If the disciples had remained in the upper room, and never gotten over their fear, the Christian church would never even have been born. On the one hand, the upper room was a great incubator for Jesus’ teaching of having love for one another, as he loves us. It was a safe place to take off his robe and get down on his hands and knees and wash the disciple’s feet. And, the upper room was a gathering place to hold the Passover meal, a remembrance and celebration of a people’s freedom, that moment of “staggering” change when they suddenly walked out of the slavery of their former lives, into a new day of liberation, which Jesus then transformed into a fellowship meal of forgiveness and life for all, the long awaited next step. But all of that would have been meaningless, if it stayed locked inside there.
Only after the disciples received the gift of the Holy Spirit on the Day of Pentecost, did they open the doors on their own, and begin to share the good news. It was an incredible risk. But now they no longer feared death, because they understood they had been made as dead as they ever could be with Christ. In the promise of the Spirit, they had been joined to the death, and now also the resurrection of Christ, and the chains of fear were burst!
New life was happening all around them. No one was profane or unclean. Jesus had led them step by step, from their fishing boats in Galilee to power struggles of Jerusalem. It took Peter his whole life to get to this day, and then it happened in a moment. And so, in order for his fellow apostles to understand, he explained it step by step. And when he finished speaking, they were tongue tied, and suddenly, in a twinkling of an eye, “they praised God, saying, ‘then God has given even to the Gentiles the repentance that leads to life.’”

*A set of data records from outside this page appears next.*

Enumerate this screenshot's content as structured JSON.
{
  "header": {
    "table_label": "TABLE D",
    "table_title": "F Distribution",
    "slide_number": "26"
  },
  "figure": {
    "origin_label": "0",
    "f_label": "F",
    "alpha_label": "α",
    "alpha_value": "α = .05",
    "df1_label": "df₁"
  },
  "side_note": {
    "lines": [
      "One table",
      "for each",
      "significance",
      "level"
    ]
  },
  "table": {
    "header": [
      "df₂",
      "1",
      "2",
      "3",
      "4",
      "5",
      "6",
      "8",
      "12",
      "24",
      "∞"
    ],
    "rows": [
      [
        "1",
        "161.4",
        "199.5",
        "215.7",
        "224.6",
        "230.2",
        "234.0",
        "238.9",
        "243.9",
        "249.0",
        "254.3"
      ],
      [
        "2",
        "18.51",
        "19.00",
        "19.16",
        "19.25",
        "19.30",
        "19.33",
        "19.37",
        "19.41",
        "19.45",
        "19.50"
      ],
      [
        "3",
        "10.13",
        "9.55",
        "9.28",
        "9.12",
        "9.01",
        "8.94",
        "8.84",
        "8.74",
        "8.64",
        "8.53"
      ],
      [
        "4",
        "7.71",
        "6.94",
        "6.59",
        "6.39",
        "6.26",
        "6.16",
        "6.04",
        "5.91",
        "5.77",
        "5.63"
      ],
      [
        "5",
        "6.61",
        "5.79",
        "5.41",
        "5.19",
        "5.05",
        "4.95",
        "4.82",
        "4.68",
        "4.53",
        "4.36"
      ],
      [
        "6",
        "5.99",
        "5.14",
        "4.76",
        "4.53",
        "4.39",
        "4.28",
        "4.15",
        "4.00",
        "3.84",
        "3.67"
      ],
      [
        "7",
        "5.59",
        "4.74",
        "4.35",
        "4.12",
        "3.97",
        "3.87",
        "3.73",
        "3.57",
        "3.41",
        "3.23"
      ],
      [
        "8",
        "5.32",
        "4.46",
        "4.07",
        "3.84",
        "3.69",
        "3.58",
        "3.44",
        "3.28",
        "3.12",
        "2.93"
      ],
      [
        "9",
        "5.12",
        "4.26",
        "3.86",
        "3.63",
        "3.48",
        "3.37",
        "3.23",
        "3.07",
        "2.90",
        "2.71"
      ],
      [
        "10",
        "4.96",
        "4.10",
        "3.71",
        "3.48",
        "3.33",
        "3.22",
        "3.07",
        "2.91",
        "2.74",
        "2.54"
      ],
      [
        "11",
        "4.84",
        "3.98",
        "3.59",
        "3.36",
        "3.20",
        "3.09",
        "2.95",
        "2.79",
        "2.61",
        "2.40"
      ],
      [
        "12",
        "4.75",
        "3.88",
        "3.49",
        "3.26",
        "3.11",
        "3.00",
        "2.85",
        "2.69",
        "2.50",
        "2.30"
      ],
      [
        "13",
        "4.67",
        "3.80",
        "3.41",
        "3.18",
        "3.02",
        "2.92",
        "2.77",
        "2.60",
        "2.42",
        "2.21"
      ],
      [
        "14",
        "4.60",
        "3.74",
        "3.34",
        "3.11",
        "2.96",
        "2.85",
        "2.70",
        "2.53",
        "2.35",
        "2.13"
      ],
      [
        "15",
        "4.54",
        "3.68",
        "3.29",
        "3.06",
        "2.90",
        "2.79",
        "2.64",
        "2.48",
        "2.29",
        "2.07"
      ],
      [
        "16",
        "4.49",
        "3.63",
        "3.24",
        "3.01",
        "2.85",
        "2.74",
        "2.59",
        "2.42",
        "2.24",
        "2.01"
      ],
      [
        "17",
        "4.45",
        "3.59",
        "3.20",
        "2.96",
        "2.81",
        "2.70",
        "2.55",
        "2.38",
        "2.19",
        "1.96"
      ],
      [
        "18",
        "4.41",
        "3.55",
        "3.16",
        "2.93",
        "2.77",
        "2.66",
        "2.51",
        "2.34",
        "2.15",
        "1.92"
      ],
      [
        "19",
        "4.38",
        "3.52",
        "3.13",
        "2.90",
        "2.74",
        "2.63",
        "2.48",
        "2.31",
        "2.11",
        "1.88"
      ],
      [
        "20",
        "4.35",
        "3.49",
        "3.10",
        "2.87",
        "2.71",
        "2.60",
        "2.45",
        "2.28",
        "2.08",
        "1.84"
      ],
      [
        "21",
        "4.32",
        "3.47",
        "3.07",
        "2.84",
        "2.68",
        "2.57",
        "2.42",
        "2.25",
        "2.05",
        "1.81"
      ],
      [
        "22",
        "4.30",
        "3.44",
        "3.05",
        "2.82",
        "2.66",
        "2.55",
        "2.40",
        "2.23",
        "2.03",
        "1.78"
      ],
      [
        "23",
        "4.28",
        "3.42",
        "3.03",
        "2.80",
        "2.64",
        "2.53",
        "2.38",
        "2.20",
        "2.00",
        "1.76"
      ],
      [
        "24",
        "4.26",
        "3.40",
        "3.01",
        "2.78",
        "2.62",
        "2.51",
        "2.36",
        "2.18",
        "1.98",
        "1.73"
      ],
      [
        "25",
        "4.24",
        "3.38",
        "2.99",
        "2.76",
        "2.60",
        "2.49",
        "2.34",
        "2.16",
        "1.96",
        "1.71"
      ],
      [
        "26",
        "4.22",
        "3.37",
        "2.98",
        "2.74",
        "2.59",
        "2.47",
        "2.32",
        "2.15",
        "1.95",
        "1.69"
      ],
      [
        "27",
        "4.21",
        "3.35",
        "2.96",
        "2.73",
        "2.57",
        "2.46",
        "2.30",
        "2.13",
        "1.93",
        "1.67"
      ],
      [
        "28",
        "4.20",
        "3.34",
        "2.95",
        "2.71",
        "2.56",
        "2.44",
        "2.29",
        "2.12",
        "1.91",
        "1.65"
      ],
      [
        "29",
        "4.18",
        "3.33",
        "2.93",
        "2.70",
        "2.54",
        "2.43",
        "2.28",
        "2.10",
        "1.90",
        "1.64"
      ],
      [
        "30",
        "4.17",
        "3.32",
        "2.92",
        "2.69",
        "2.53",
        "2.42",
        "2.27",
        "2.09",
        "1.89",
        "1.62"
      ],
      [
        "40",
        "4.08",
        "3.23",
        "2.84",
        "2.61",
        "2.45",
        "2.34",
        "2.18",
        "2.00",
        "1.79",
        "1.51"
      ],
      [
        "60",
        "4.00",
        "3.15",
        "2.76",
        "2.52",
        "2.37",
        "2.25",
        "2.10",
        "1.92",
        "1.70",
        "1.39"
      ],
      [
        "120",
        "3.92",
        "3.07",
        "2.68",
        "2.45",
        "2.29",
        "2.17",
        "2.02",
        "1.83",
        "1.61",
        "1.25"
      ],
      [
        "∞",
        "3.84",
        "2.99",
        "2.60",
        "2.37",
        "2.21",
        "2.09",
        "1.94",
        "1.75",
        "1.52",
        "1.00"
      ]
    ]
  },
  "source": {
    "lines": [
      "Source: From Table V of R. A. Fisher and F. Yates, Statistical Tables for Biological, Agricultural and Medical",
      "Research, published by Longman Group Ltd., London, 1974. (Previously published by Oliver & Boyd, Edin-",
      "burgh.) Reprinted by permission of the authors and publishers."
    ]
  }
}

The Spirit is our agent of change, the same Spirit that empowered Jesus to appear to the disciples behind closed doors, as the risen Christ. Jesus doesn’t wait for step by step. Agents of change don’t operate like that. “God sent Jesus at the right time.” That’s step by step, the story we need to write looking back. But as God says in Isaiah, “Do not remember the former things, or consider the things of old. I am about to do a new thing; now it springs forth, do you not perceive it?” That is resurrection change. And we say with Peter, “who am I that I could hinder God?”